My first attempt involved using SMOP. Ran into a heap of errors and decided it wasn't worth the trouble.
My second attempt involved converting the code directly to python by using the numpy and scipy libraries.
Here's my attempt so far
import numpy as np
import scipy.sparse as sps
def build_laplacian_2D_kron(N):
e = np.ones(shape=(N, 1))
data = np.concatenate([e, -2*e, e] , axis= -1)
diags = np.array([-1, 0, 1])
D = sps.spdiags(data.transpose(), diags, N, N)
I = sps.speye(N)
A = np.kron(D, I) + np.kron(I, D)
h = 1 / (N + 1)
A = A / h ** 2
A = sps.spmatrix.tocsc(A)
return A
if __name__ == '__main__':
build_laplacian_2D_kron(6)
When I attempt to run the code the following error shows up
ValueError: offsets array must have rank 1
The error is raised by the function scipy.sparse.spdiags when invoking sps.spdiags on line 9. I presume that the issue is mainly with the way I am initializing data and diags.
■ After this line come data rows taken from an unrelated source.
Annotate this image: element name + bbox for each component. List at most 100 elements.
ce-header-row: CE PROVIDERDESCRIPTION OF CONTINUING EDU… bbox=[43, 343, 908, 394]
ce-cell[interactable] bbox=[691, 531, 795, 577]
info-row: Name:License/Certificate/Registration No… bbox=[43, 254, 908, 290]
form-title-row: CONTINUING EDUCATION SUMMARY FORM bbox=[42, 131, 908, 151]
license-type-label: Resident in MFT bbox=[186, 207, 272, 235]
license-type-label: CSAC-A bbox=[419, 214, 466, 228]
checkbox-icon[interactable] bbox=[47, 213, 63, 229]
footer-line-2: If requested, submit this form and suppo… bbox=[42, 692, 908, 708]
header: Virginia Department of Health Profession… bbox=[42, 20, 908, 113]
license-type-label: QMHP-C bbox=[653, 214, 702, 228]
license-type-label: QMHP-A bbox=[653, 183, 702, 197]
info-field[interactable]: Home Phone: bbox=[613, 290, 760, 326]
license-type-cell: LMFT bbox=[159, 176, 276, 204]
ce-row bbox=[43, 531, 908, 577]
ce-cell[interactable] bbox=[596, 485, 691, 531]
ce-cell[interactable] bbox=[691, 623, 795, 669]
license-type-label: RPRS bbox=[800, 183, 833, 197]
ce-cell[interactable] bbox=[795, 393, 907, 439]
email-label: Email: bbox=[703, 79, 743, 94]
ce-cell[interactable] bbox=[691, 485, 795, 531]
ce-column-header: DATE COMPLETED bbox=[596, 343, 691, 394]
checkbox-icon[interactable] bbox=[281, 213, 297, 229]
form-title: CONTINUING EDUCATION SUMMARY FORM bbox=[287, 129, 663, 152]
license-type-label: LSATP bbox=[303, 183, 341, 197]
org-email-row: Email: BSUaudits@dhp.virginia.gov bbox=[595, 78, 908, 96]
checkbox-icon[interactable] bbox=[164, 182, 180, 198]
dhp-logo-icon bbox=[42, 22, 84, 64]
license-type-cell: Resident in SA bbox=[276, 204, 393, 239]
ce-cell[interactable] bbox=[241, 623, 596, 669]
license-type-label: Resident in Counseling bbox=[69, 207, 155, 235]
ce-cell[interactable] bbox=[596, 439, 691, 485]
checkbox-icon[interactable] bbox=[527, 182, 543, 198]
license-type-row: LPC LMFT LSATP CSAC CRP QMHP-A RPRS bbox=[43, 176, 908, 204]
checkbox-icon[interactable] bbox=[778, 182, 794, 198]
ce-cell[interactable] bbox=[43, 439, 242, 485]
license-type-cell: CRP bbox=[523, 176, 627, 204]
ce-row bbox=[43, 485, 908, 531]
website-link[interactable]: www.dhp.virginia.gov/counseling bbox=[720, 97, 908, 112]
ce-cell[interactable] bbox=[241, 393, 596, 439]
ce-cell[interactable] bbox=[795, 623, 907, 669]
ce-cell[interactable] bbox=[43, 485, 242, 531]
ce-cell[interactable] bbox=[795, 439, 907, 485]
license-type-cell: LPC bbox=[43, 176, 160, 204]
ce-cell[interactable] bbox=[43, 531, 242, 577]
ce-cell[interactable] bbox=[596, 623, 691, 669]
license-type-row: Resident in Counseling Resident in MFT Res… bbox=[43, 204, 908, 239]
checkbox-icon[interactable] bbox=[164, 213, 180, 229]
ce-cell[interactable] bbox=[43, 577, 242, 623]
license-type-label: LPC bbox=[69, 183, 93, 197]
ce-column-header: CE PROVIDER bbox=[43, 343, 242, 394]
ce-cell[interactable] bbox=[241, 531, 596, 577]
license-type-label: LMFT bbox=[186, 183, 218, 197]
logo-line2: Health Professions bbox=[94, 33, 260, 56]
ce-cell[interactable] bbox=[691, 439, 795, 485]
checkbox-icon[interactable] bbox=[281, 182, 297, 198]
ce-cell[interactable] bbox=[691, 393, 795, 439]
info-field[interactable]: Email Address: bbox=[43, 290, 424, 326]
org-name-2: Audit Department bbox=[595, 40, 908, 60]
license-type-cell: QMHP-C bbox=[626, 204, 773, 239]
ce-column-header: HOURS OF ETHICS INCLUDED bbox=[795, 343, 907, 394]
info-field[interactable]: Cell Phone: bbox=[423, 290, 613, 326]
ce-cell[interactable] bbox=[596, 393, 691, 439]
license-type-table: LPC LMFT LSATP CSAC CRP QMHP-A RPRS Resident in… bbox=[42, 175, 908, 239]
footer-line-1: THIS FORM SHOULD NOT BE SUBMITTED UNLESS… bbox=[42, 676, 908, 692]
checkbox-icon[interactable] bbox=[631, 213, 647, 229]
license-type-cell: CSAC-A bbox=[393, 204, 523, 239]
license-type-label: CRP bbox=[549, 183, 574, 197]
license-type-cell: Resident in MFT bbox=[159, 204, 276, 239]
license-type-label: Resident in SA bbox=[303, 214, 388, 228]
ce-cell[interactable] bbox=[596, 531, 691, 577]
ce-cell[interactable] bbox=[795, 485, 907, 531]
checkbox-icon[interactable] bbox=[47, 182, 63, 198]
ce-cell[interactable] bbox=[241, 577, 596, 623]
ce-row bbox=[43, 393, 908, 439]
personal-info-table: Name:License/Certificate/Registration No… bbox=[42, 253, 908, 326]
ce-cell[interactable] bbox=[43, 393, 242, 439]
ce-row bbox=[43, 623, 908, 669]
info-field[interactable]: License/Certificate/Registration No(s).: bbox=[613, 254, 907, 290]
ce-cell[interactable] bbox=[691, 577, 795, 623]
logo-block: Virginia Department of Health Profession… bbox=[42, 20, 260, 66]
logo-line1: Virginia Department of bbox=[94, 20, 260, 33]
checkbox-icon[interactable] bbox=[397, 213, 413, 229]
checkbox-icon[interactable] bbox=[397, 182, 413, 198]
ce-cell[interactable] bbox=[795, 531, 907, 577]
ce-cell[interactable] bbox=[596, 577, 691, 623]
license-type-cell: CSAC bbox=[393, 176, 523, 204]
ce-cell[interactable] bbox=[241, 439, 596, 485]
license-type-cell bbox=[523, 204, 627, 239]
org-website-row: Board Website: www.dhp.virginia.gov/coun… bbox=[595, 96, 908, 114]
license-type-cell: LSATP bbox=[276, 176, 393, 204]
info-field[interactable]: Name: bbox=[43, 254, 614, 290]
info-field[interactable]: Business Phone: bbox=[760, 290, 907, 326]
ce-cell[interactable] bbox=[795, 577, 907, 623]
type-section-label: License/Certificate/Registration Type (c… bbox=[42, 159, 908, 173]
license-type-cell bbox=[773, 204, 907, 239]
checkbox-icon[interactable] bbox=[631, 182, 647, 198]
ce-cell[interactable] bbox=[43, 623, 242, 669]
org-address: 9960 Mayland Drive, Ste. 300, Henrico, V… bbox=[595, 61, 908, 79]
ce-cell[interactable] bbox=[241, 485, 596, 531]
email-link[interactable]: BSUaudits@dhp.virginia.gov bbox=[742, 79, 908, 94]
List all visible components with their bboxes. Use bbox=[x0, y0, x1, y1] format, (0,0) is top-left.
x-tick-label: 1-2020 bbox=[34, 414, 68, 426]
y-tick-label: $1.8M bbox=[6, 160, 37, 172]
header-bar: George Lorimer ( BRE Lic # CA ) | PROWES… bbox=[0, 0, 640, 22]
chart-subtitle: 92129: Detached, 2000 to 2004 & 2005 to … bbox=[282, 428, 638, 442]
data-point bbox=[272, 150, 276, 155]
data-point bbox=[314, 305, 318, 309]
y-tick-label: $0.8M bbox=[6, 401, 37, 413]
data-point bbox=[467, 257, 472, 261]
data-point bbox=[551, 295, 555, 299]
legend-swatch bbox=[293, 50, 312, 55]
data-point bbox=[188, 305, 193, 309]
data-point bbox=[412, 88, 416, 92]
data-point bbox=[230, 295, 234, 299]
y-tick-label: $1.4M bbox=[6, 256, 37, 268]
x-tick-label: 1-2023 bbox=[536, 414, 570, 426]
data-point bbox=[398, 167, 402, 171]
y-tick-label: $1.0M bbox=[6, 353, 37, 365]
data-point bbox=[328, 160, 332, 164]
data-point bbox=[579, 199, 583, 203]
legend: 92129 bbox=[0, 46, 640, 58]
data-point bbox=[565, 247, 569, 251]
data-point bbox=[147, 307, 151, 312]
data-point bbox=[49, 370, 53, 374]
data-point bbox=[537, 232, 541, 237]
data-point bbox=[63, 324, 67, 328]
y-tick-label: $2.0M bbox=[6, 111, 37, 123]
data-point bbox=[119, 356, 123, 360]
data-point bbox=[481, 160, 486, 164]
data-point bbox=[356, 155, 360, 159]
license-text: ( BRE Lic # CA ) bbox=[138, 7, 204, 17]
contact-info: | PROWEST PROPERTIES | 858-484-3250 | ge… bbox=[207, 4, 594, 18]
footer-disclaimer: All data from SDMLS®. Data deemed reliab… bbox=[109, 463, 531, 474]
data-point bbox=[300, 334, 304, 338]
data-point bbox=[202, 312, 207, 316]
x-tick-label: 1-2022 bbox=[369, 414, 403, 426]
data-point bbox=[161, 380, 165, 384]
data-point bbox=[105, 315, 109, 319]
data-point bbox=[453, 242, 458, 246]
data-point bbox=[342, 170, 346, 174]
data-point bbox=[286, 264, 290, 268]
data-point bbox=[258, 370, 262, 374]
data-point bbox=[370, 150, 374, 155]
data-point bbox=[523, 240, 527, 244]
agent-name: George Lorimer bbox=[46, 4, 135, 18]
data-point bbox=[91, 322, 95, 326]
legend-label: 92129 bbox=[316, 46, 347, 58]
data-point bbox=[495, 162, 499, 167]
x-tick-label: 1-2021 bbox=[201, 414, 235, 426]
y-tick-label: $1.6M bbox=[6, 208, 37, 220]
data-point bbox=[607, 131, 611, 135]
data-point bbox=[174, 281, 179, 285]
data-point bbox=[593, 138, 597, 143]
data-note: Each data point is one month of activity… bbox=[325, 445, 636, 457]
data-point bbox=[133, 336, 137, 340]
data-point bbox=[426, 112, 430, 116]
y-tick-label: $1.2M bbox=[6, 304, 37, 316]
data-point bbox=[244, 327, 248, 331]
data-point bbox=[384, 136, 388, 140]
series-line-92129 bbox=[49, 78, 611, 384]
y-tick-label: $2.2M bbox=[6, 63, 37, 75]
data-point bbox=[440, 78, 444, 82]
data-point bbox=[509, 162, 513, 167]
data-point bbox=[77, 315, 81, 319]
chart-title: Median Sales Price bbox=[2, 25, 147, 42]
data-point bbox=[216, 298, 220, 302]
I have been trying to fix it for quite some time now but to no avail.
Any help would be highly appreciated
Update: With the recommendations from hpaulj I fixed the errors in the python implementation and updated the code above. Here's the output for N = 2
(0, 0) -36.0
(1, 0) 9.0
(2, 0) 9.0
(3, 0) 0.0
(0, 1) 9.0
(1, 1) -36.0
(2, 1) 0.0
(3, 1) 9.0
(0, 2) 9.0
(1, 2) 0.0
(2, 2) -36.0
(3, 2) 9.0
(0, 3) 0.0
(1, 3) 9.0
(2, 3) 9.0
(3, 3) -36.0
Process finished with exit code 0
However it does not quite match with the output in matlab(which excludes the 0 entries in the resulting matrix)
ans =
(1,1) -36
(2,1) 9
(3,1) 9
(1,2) 9
(2,2) -36
(4,2) 9
(1,3) 9
(3,3) -36
(4,3) 9
(2,4) 9
(3,4) 9
(4,4) -36
What modification can I make to my python implementation to exclude the 0 entries in my output? Any help would be appreciated.